Эта книга продолжает проект, начатый двадцать лет назад. Усилиями издательства "Гилея", его главного редактора Сергея Кудрявцева, русских и зарубежных филологов и искусствоведов были впервые изданы или републикованы выходившие крошечными тиражами романы "Парижачьи", "Восхищение" и "Философия", пенталогия "аслааблИчья", "Письма Моргану Прайсу", статьи, выступления и переписка времен футуризма и всёчества.

Пабло Пикассо. Иллюстрация к поэме «Письмо», 1947
Пабло Пикассо.

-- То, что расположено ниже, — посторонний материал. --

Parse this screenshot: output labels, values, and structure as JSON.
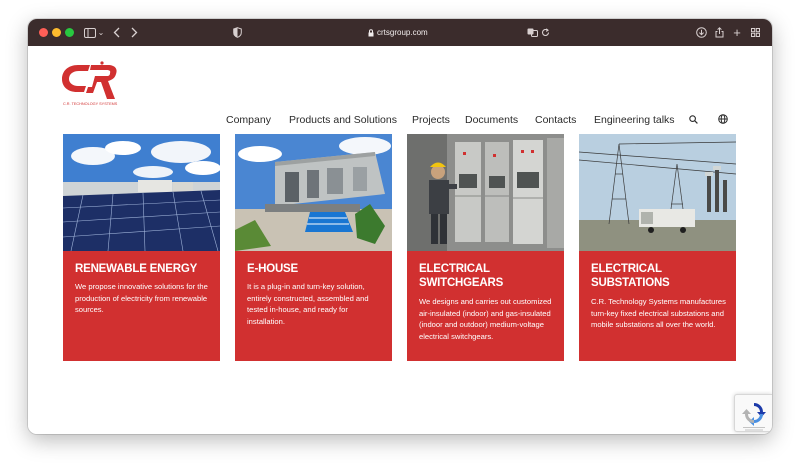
{
  "browser": {
    "url": "crtsgroup.com",
    "traffic_lights": [
      "#ff5f57",
      "#febc2e",
      "#28c840"
    ]
  },
  "site": {
    "logo_text": "C.R. TECHNOLOGY SYSTEMS",
    "brand_color": "#d13030",
    "nav": [
      {
        "label": "Company"
      },
      {
        "label": "Products and Solutions"
      },
      {
        "label": "Projects"
      },
      {
        "label": "Documents"
      },
      {
        "label": "Contacts"
      },
      {
        "label": "Engineering talks"
      }
    ],
    "search_icon": "search-icon",
    "language_icon": "globe-icon"
  },
  "cards": [
    {
      "title": "RENEWABLE ENERGY",
      "description": "We propose innovative solutions for the production of electricity from renewable sources.",
      "image": "solar-panels-photo"
    },
    {
      "title": "E-HOUSE",
      "description": "It is a plug-in and turn-key solution, entirely constructed, assembled and tested in-house, and ready for installation.",
      "image": "e-house-container-photo"
    },
    {
      "title": "ELECTRICAL SWITCHGEARS",
      "description": "We designs and carries out customized air-insulated (indoor) and gas-insulated (indoor and outdoor) medium-voltage electrical switchgears.",
      "image": "switchgear-technician-photo"
    },
    {
      "title": "ELECTRICAL SUBSTATIONS",
      "description": "C.R. Technology Systems manufactures turn-key fixed electrical substations and mobile substations all over the world.",
      "image": "substation-photo"
    }
  ],
  "recaptcha": {
    "icon": "recaptcha-icon"
  }
}
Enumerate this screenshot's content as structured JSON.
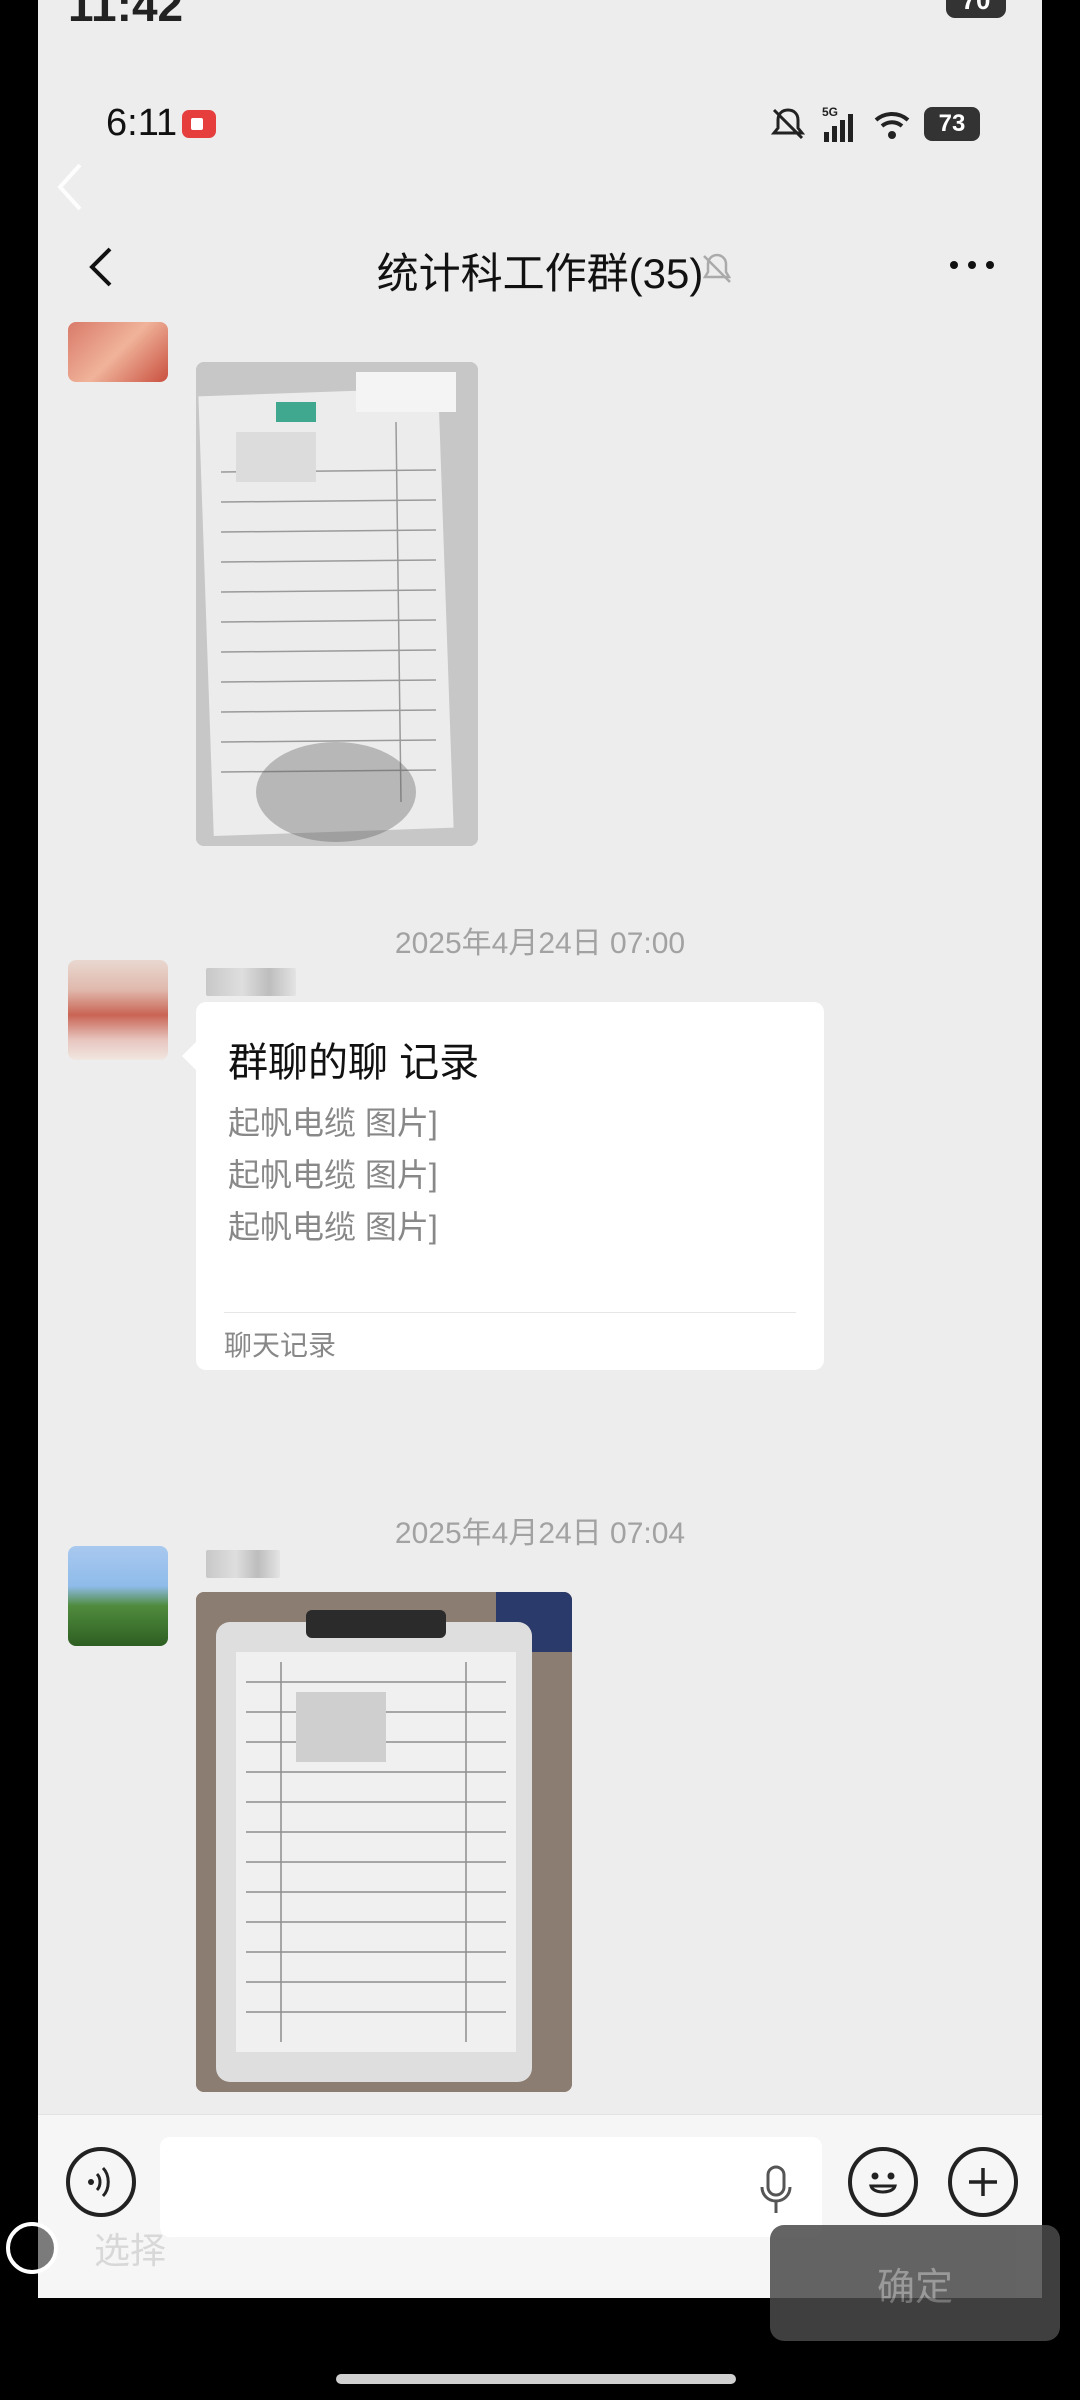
{
  "outer_status": {
    "time": "11:42",
    "battery": "70"
  },
  "status_bar": {
    "time": "6:11",
    "battery": "73",
    "network": "5G"
  },
  "nav": {
    "title": "统计科工作群(35)"
  },
  "messages": {
    "timestamp_1": "2025年4月24日 07:00",
    "timestamp_2": "2025年4月24日 07:04",
    "record_card": {
      "title": "群聊的聊 记录",
      "lines": [
        "起帆电缆 图片]",
        "起帆电缆 图片]",
        "起帆电缆 图片]"
      ],
      "footer": "聊天记录"
    }
  },
  "input_bar": {
    "placeholder": ""
  },
  "selection": {
    "select_label": "选择",
    "confirm_label": "确定"
  },
  "icons": [
    "back-icon",
    "mute-icon",
    "more-icon",
    "voice-icon",
    "mic-icon",
    "emoji-icon",
    "plus-icon"
  ]
}
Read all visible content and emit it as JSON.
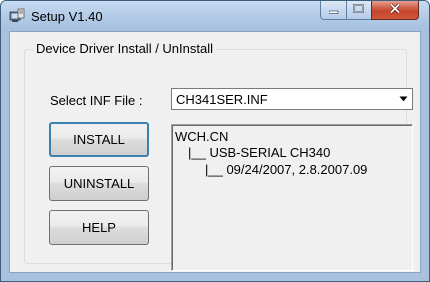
{
  "window": {
    "title": "Setup V1.40",
    "icons": {
      "app": "setup-app-icon",
      "minimize": "minimize-icon",
      "maximize": "maximize-icon",
      "close": "close-icon"
    }
  },
  "group": {
    "title": "Device Driver Install / UnInstall"
  },
  "inf": {
    "label": "Select INF File :",
    "selected": "CH341SER.INF",
    "dropdown_icon": "chevron-down-icon"
  },
  "buttons": {
    "install": "INSTALL",
    "uninstall": "UNINSTALL",
    "help": "HELP"
  },
  "driver_info": {
    "vendor": "WCH.CN",
    "device": "|__ USB-SERIAL CH340",
    "version": "|__ 09/24/2007, 2.8.2007.09"
  },
  "colors": {
    "close_button": "#c6452c",
    "focus_border": "#3c7fb1",
    "titlebar": "#b3cbe7"
  }
}
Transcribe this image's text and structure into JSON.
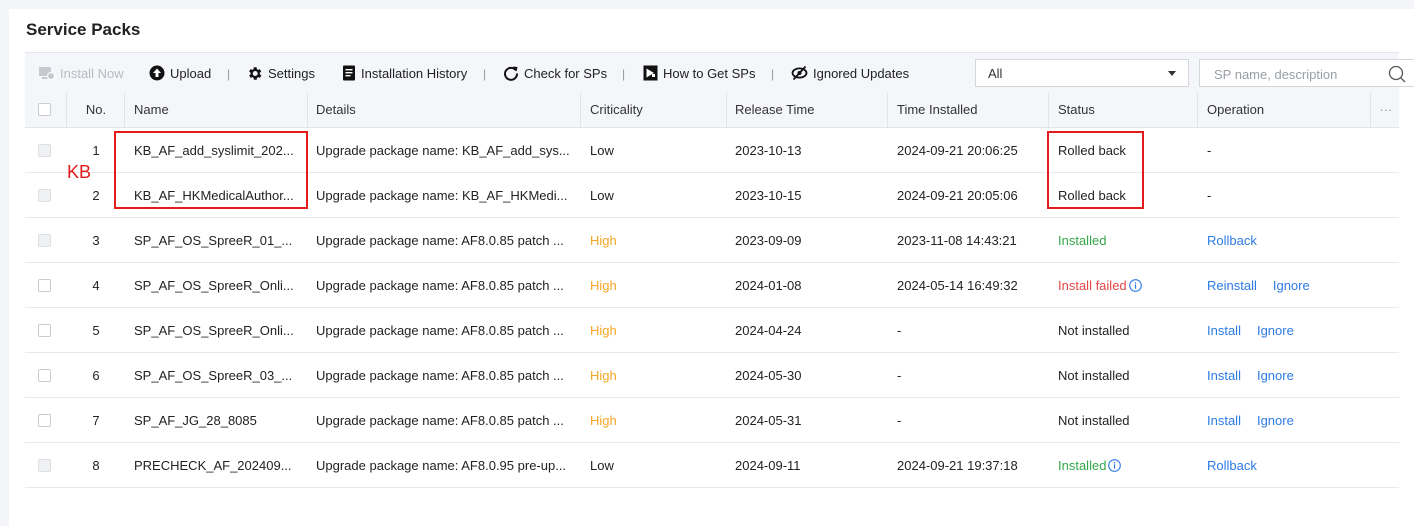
{
  "page": {
    "title": "Service Packs"
  },
  "toolbar": {
    "install_now": "Install Now",
    "upload": "Upload",
    "settings": "Settings",
    "installation_history": "Installation History",
    "check_for_sps": "Check for SPs",
    "how_to_get_sps": "How to Get SPs",
    "ignored_updates": "Ignored Updates",
    "separator": "|",
    "filter_value": "All",
    "search_placeholder": "SP name, description"
  },
  "columns": {
    "no": "No.",
    "name": "Name",
    "details": "Details",
    "criticality": "Criticality",
    "release_time": "Release Time",
    "time_installed": "Time Installed",
    "status": "Status",
    "operation": "Operation",
    "more": "···"
  },
  "rows": [
    {
      "no": "1",
      "name": "KB_AF_add_syslimit_202...",
      "details": "Upgrade package name: KB_AF_add_sys...",
      "criticality": "Low",
      "release": "2023-10-13",
      "installed": "2024-09-21 20:06:25",
      "status": "Rolled back",
      "op": "-"
    },
    {
      "no": "2",
      "name": "KB_AF_HKMedicalAuthor...",
      "details": "Upgrade package name: KB_AF_HKMedi...",
      "criticality": "Low",
      "release": "2023-10-15",
      "installed": "2024-09-21 20:05:06",
      "status": "Rolled back",
      "op": "-"
    },
    {
      "no": "3",
      "name": "SP_AF_OS_SpreeR_01_...",
      "details": "Upgrade package name: AF8.0.85 patch ...",
      "criticality": "High",
      "release": "2023-09-09",
      "installed": "2023-11-08 14:43:21",
      "status": "Installed",
      "op1": "Rollback"
    },
    {
      "no": "4",
      "name": "SP_AF_OS_SpreeR_Onli...",
      "details": "Upgrade package name: AF8.0.85 patch ...",
      "criticality": "High",
      "release": "2024-01-08",
      "installed": "2024-05-14 16:49:32",
      "status": "Install failed",
      "op1": "Reinstall",
      "op2": "Ignore"
    },
    {
      "no": "5",
      "name": "SP_AF_OS_SpreeR_Onli...",
      "details": "Upgrade package name: AF8.0.85 patch ...",
      "criticality": "High",
      "release": "2024-04-24",
      "installed": "-",
      "status": "Not installed",
      "op1": "Install",
      "op2": "Ignore"
    },
    {
      "no": "6",
      "name": "SP_AF_OS_SpreeR_03_...",
      "details": "Upgrade package name: AF8.0.85 patch ...",
      "criticality": "High",
      "release": "2024-05-30",
      "installed": "-",
      "status": "Not installed",
      "op1": "Install",
      "op2": "Ignore"
    },
    {
      "no": "7",
      "name": "SP_AF_JG_28_8085",
      "details": "Upgrade package name: AF8.0.85 patch ...",
      "criticality": "High",
      "release": "2024-05-31",
      "installed": "-",
      "status": "Not installed",
      "op1": "Install",
      "op2": "Ignore"
    },
    {
      "no": "8",
      "name": "PRECHECK_AF_202409...",
      "details": "Upgrade package name: AF8.0.95 pre-up...",
      "criticality": "Low",
      "release": "2024-09-11",
      "installed": "2024-09-21 19:37:18",
      "status": "Installed",
      "op1": "Rollback"
    }
  ],
  "annotation": {
    "label": "KB",
    "color": "#e41b1b"
  },
  "colors": {
    "link": "#2d7be5",
    "high": "#f5a623",
    "installed": "#35a74a",
    "failed": "#e54545"
  }
}
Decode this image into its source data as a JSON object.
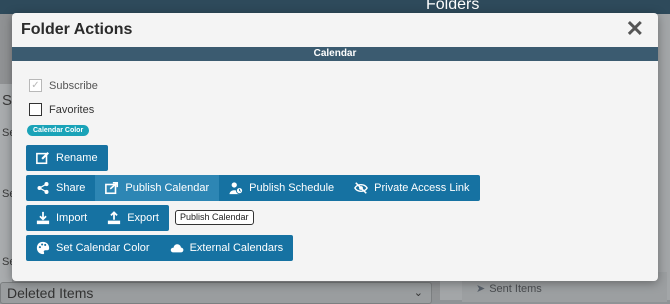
{
  "background": {
    "top_bar_title": "Folders",
    "left_letters": [
      "S",
      "Se",
      "Se",
      "Se",
      "Se"
    ],
    "select_value": "Deleted Items",
    "sent_items_label": "Sent Items"
  },
  "modal": {
    "title": "Folder Actions",
    "close_label": "✕",
    "section_title": "Calendar",
    "checkboxes": [
      {
        "label": "Subscribe",
        "checked": true,
        "disabled": true
      },
      {
        "label": "Favorites",
        "checked": false,
        "disabled": false
      }
    ],
    "calendar_color_pill": "Calendar Color",
    "buttons": {
      "rename": "Rename",
      "share": "Share",
      "publish_calendar": "Publish Calendar",
      "publish_schedule": "Publish Schedule",
      "private_access_link": "Private Access Link",
      "import": "Import",
      "export": "Export",
      "set_calendar_color": "Set Calendar Color",
      "external_calendars": "External Calendars"
    },
    "tooltip": "Publish Calendar"
  },
  "colors": {
    "button": "#1672a2",
    "button_active": "#2d86b4",
    "section_bar": "#3b5b70",
    "pill": "#1aa3b8"
  }
}
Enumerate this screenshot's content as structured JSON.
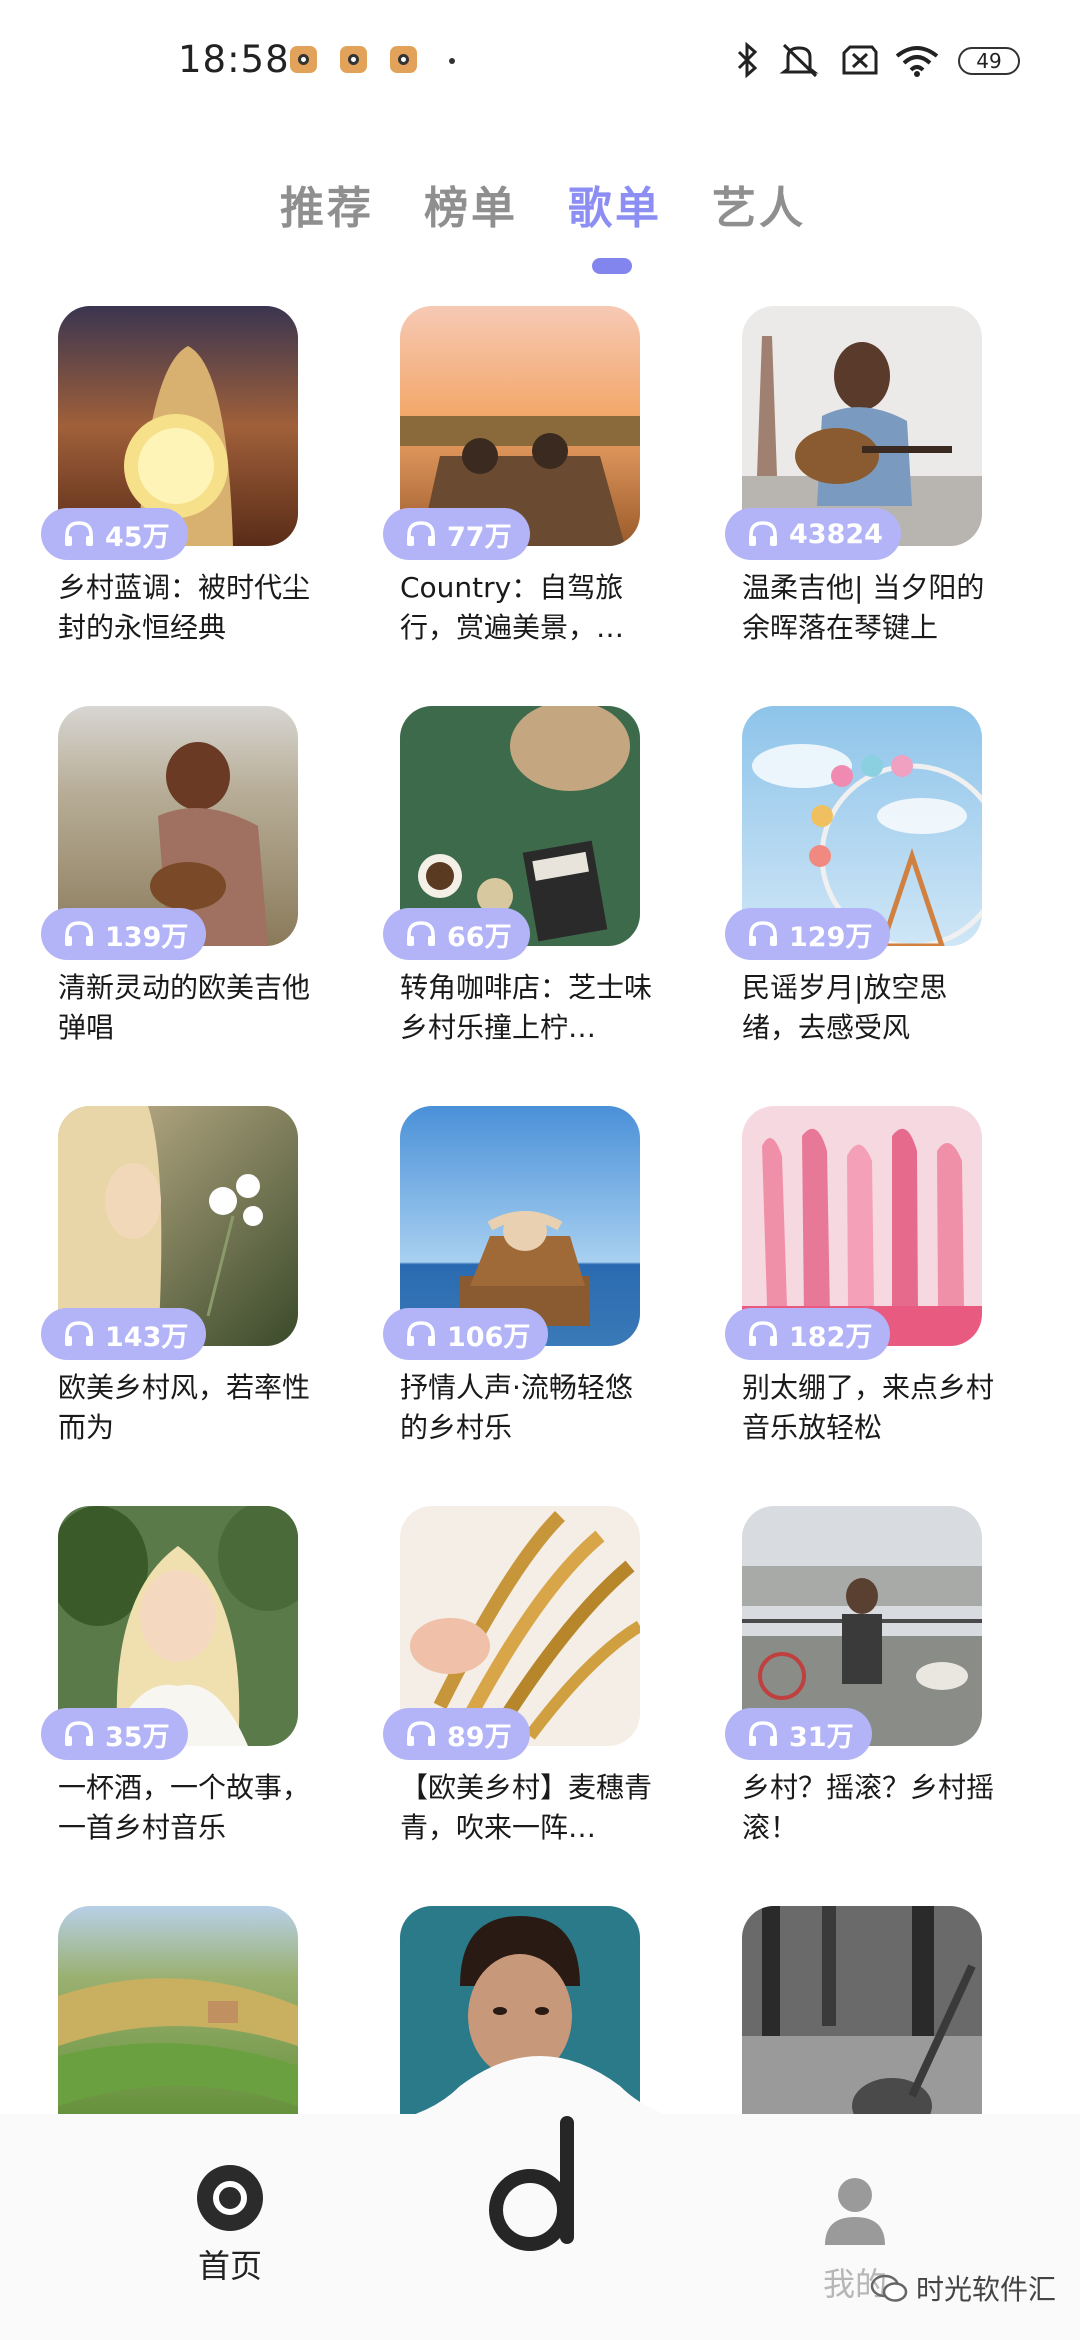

Иллюстрация к поэме «Письмо», 1947

В настоящее издание включена книга сонетов "Афет" (опубликована в 1940 году, написана, в основном, в 1938), крохотный сборник Rahel (1941, написан в 1940 году), поэма "Письмо" (1948, написана в 1946 году), венок сонетов "Приговор безмолвный" (1961, работа над ним началась в 1946 году), цикл стихотворений мемуарного характера на французском языке "Бустрофедон в зеркале" (1971, перевод на русский язык редактора) и впервые публикуемая с возможной полнотой незавершенная поэма "Бригадный" (1941–1954).

Сборники эти выпускались Ильяздом наряду с книгами и рукописями забытых поэтов, путешественников и ученых под издательской маркой "41 градус", маленькими тиражами (менее 100 экземпляров), иллюстрировались Пабло Пикассо ("Афет" и "Письмо"), Леопольдом Сюрважем (Rahel), Жоржем Браком и Альберто Джакометти ("Приговор безмолвный") и другими выдающимися художниками. Этой беспримерной издательской деятельности Ильязд посвятил последние тридцать лет жизни.

Теперь самое время обратиться к страницам поэтических книг Ильязда, главными темами которых были любовь, творчество, время, память и вечность.

Сборник "Афет" состоит из 76 сонетов: четыре первых написаны в 1938-40 гг. и являются своего рода вступлениями, а остальные 72 представляют собой поэтический дневник со второго января по тридцатое июня 1938 года. Внешняя канва дневника – встречи, невстречи и расставания автора с возлюбленной. Предполагают, что главным прототипом поэтической возлюбленной была модель и художница Маргарет Жанна Спенсер, которой был адресован первый именной экземпляр сборника.

В переводе с арабского "афет" – это красавица, не способная или не желающая ответить на любовь.

Возможно, красавица "Афета" из той же плеяды, что и Машенька Сирина, Клэр Газданова, Лёля Фельзена и Татьяна Поплавского, неразделенная страсть к которым сродни для героев тоске по утраченной России? В пользу этого предположения говорит и частое упоминание зимы и снега в сонетах. Товарищ Ильязда по авангардистским группам Борис Божнев в те же годы опубликовал самиздатом монументальный цикл "Четверостишия о снеге".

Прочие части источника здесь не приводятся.